The Russia-linked risk actor identified as APT28 (aka Forest Blizzard) has been linked to a brand new marketing campaign that has compromised insecure MikroTik and TP-Hyperlink routers and modified their settings to show them into malicious infrastructure beneath their management as a part of a cyber espionage marketing campaign since at the very least Might 2025.
The massive-scale exploitation marketing campaign has been codenamed FrostArmada by Lumen’s Black Lotus Labs, with Microsoft describing it as an effort to use weak dwelling and small workplace (SOHO) web units to hijack DNS visitors and allow passive assortment of community information.
“Their approach modified DNS settings on compromised routers to hijack native community visitors to seize and exfiltrate authentication credentials,” Black Lotus Labs stated in a report shared with The Hacker Information.
“When focused domains had been requested by a consumer, the actor redirected visitors to an attacker-in-the-middle (AitM) node, the place these credentials had been harvested and exfiltrated. This method enabled a virtually invisible assault that required no interplay from the top consumer.”
The infrastructure related to the marketing campaign has been disrupted and brought offline as a part of a joint operation in collaboration with the U.S. Division of Justice, Federal Bureau of Investigation, and different worldwide companions.
The exercise is assessed to have commenced way back to Might 2025 in a restricted capability, adopted by widespread router exploitation and DNS redirection commencing in early August. At its peak in December 2025, greater than 18,000 distinctive IP addresses from at least 120 international locations had been discovered speaking with APT28 infrastructure.
These efforts primarily singled out authorities companies, akin to ministries of international affairs, regulation enforcement, and third-party e mail and cloud service suppliers throughout North African, Central American, Southeast Asian, and European international locations.
The Microsoft Menace Intelligence crew, in its evaluation of the marketing campaign, attributed the exercise to APT28 and its sub-group tracked as Storm-2754. The tech large stated it recognized greater than 200 organizations and 5,000 client units impacted by the risk actor’s malicious DNS infrastructure.
“For nation-state actors like Forest Blizzard, DNS hijacking allows persistent, passive visibility and reconnaissance at scale,” Redmond stated. “By compromising edge units which can be upstream of bigger targets, risk actors can reap the benefits of much less intently monitored or managed property to pivot into enterprise environments.”
The DNS hijacking exercise has additionally facilitated AitM assaults that made it attainable to facilitate the theft of passwords, OAuth tokens, and different credentials for net and email-related companies, placing organizations liable to broader compromise.

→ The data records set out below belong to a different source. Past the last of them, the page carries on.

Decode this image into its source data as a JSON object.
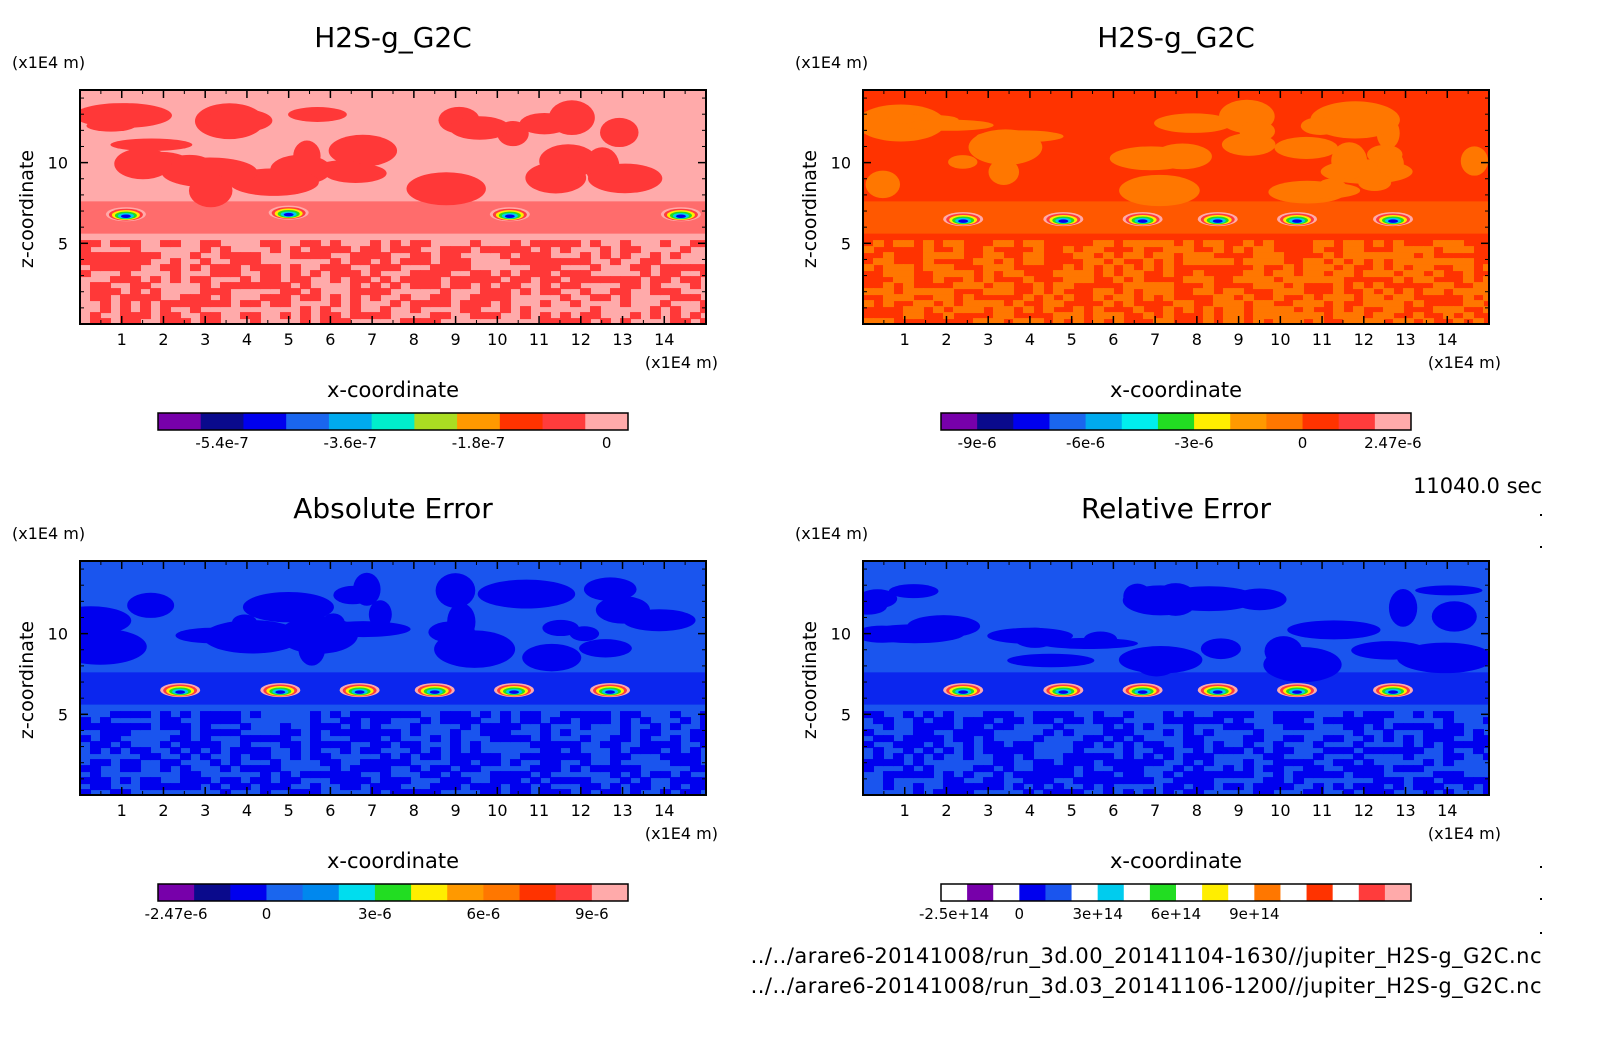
{
  "time_label": "11040.0 sec",
  "footer": {
    "line1": "../../arare6-20141008/run_3d.00_20141104-1630//jupiter_H2S-g_G2C.nc",
    "line2": "../../arare6-20141008/run_3d.03_20141106-1200//jupiter_H2S-g_G2C.nc"
  },
  "chart_data": [
    {
      "type": "heatmap",
      "title": "H2S-g_G2C",
      "xlabel": "x-coordinate",
      "ylabel": "z-coordinate",
      "x_unit": "(x1E4 m)",
      "y_unit": "(x1E4 m)",
      "xlim": [
        0,
        15
      ],
      "ylim": [
        0,
        14.5
      ],
      "x_ticks": [
        "1",
        "2",
        "3",
        "4",
        "5",
        "6",
        "7",
        "8",
        "9",
        "10",
        "11",
        "12",
        "13",
        "14"
      ],
      "y_ticks": [
        "5",
        "10"
      ],
      "background": "#ffaaaa",
      "field": "#ff3838",
      "palette": [
        "#7700aa",
        "#0a0a8c",
        "#0000ee",
        "#1a66ee",
        "#00aaee",
        "#00eecc",
        "#aadd22",
        "#ff9900",
        "#ff3300",
        "#ff3c3c",
        "#ffaaaa"
      ],
      "colorbar_labels": [
        "-5.4e-7",
        "-3.6e-7",
        "-1.8e-7",
        "0"
      ],
      "colorbar_label_positions": [
        1,
        4,
        7,
        10
      ],
      "blobs": [
        [
          1.1,
          6.8
        ],
        [
          5.0,
          6.9
        ],
        [
          10.3,
          6.8
        ],
        [
          14.4,
          6.8
        ]
      ]
    },
    {
      "type": "heatmap",
      "title": "H2S-g_G2C",
      "xlabel": "x-coordinate",
      "ylabel": "z-coordinate",
      "x_unit": "(x1E4 m)",
      "y_unit": "(x1E4 m)",
      "xlim": [
        0,
        15
      ],
      "ylim": [
        0,
        14.5
      ],
      "x_ticks": [
        "1",
        "2",
        "3",
        "4",
        "5",
        "6",
        "7",
        "8",
        "9",
        "10",
        "11",
        "12",
        "13",
        "14"
      ],
      "y_ticks": [
        "5",
        "10"
      ],
      "background": "#ff3300",
      "field": "#ff7700",
      "palette": [
        "#7700aa",
        "#0a0a8c",
        "#0000ee",
        "#1a66ee",
        "#00aaee",
        "#00eeee",
        "#22dd22",
        "#ffee00",
        "#ff9900",
        "#ff7700",
        "#ff3300",
        "#ff3c3c",
        "#ffaaaa"
      ],
      "colorbar_labels": [
        "-9e-6",
        "-6e-6",
        "-3e-6",
        "0",
        "2.47e-6"
      ],
      "colorbar_label_positions": [
        0.5,
        3.5,
        6.5,
        9.5,
        12
      ],
      "blobs": [
        [
          2.4,
          6.5
        ],
        [
          4.8,
          6.5
        ],
        [
          6.7,
          6.5
        ],
        [
          8.5,
          6.5
        ],
        [
          10.4,
          6.5
        ],
        [
          12.7,
          6.5
        ]
      ]
    },
    {
      "type": "heatmap",
      "title": "Absolute Error",
      "xlabel": "x-coordinate",
      "ylabel": "z-coordinate",
      "x_unit": "(x1E4 m)",
      "y_unit": "(x1E4 m)",
      "xlim": [
        0,
        15
      ],
      "ylim": [
        0,
        14.5
      ],
      "x_ticks": [
        "1",
        "2",
        "3",
        "4",
        "5",
        "6",
        "7",
        "8",
        "9",
        "10",
        "11",
        "12",
        "13",
        "14"
      ],
      "y_ticks": [
        "5",
        "10"
      ],
      "background": "#1a55ee",
      "field": "#0000ee",
      "palette": [
        "#7700aa",
        "#0a0a8c",
        "#0000ee",
        "#1a66ee",
        "#0088ee",
        "#00ddee",
        "#22dd22",
        "#ffee00",
        "#ff9900",
        "#ff7700",
        "#ff3300",
        "#ff3c3c",
        "#ffaaaa"
      ],
      "colorbar_labels": [
        "-2.47e-6",
        "0",
        "3e-6",
        "6e-6",
        "9e-6"
      ],
      "colorbar_label_positions": [
        0,
        2.5,
        5.5,
        8.5,
        11.5
      ],
      "blobs": [
        [
          2.4,
          6.5
        ],
        [
          4.8,
          6.5
        ],
        [
          6.7,
          6.5
        ],
        [
          8.5,
          6.5
        ],
        [
          10.4,
          6.5
        ],
        [
          12.7,
          6.5
        ]
      ]
    },
    {
      "type": "heatmap",
      "title": "Relative Error",
      "xlabel": "x-coordinate",
      "ylabel": "z-coordinate",
      "x_unit": "(x1E4 m)",
      "y_unit": "(x1E4 m)",
      "xlim": [
        0,
        15
      ],
      "ylim": [
        0,
        14.5
      ],
      "x_ticks": [
        "1",
        "2",
        "3",
        "4",
        "5",
        "6",
        "7",
        "8",
        "9",
        "10",
        "11",
        "12",
        "13",
        "14"
      ],
      "y_ticks": [
        "5",
        "10"
      ],
      "background": "#1a55ee",
      "field": "#0000ee",
      "palette": [
        "#ffffff",
        "#7700aa",
        "#ffffff",
        "#0000ee",
        "#1a55ee",
        "#ffffff",
        "#00ccee",
        "#ffffff",
        "#22dd22",
        "#ffffff",
        "#ffee00",
        "#ffffff",
        "#ff7700",
        "#ffffff",
        "#ff3300",
        "#ffffff",
        "#ff3c3c",
        "#ffaaaa"
      ],
      "colorbar_labels": [
        "-2.5e+14",
        "0",
        "3e+14",
        "6e+14",
        "9e+14"
      ],
      "colorbar_label_positions": [
        0,
        2.5,
        5.5,
        8.5,
        11.5
      ],
      "blobs": [
        [
          2.4,
          6.5
        ],
        [
          4.8,
          6.5
        ],
        [
          6.7,
          6.5
        ],
        [
          8.5,
          6.5
        ],
        [
          10.4,
          6.5
        ],
        [
          12.7,
          6.5
        ]
      ]
    }
  ]
}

The event marks the primary time the adversarial collective has been noticed utilizing DNS hijacking at scale to assist AiTM of Transport Layer Safety (TLS) connections after exploiting edge units, Microsoft added.
At a excessive degree, the assault chain entails APT28 gaining distant administrative entry to SOHO units and altering default community configurations to make use of DNS resolvers beneath its management. The malicious reconfiguration causes the units to ship their DNS requests to actor-controlled servers.
This, in flip, causes DNS lookups for e mail functions or login pages to be resolved by the malicious DNS server. The risk actor then makes an attempt to conduct AitM assaults towards these connections to steal consumer account credentials by tricking the victims into connecting to malicious infrastructure.
A few of these domains are related to Microsoft Outlook on the net. Microsoft stated it additionally recognized AitM exercise aimed toward non-Microsoft hosted servers in at the very least three authorities organizations in Africa.
“It’s believed that the DNS hijacking operations are opportunistic in nature, with the actor gaining visibility of a giant pool of candidate goal customers then filtering down customers at every stage within the exploitation chain to triage for victims of possible intelligence worth,” the U.Ok. Nationwide Cyber Safety Centre (NCSC) stated.
APT28 is claimed to have exploited TP-Hyperlink WR841N routers for its DNS poisoning operations by possible taking benefit of CVE-2023-50224 (CVSS rating: 6.5), an authentication bypass vulnerability that might be used to extract saved credentials through specifically crafted HTTP GET requests.
A second cluster of servers has been discovered to obtain DNS requests through compromised routers and subsequently ahead them to distant actor-owned servers. This cluster can also be assessed to have engaged in interactive operations focusing on a small variety of MikroTik routers situated in Ukraine.
“Forest Blizzard’s DNS hijacking and AitM exercise permits the actor to conduct DNS assortment on delicate organizations worldwide and is in step with the actor’s longstanding remit to gather espionage towards precedence intelligence targets,” Microsoft stated.
“Though we now have solely noticed Forest Blizzard using their DNS hijacking marketing campaign for info assortment, an attacker might use an AiTM place for added outcomes, akin to malware deployment or denial of service.”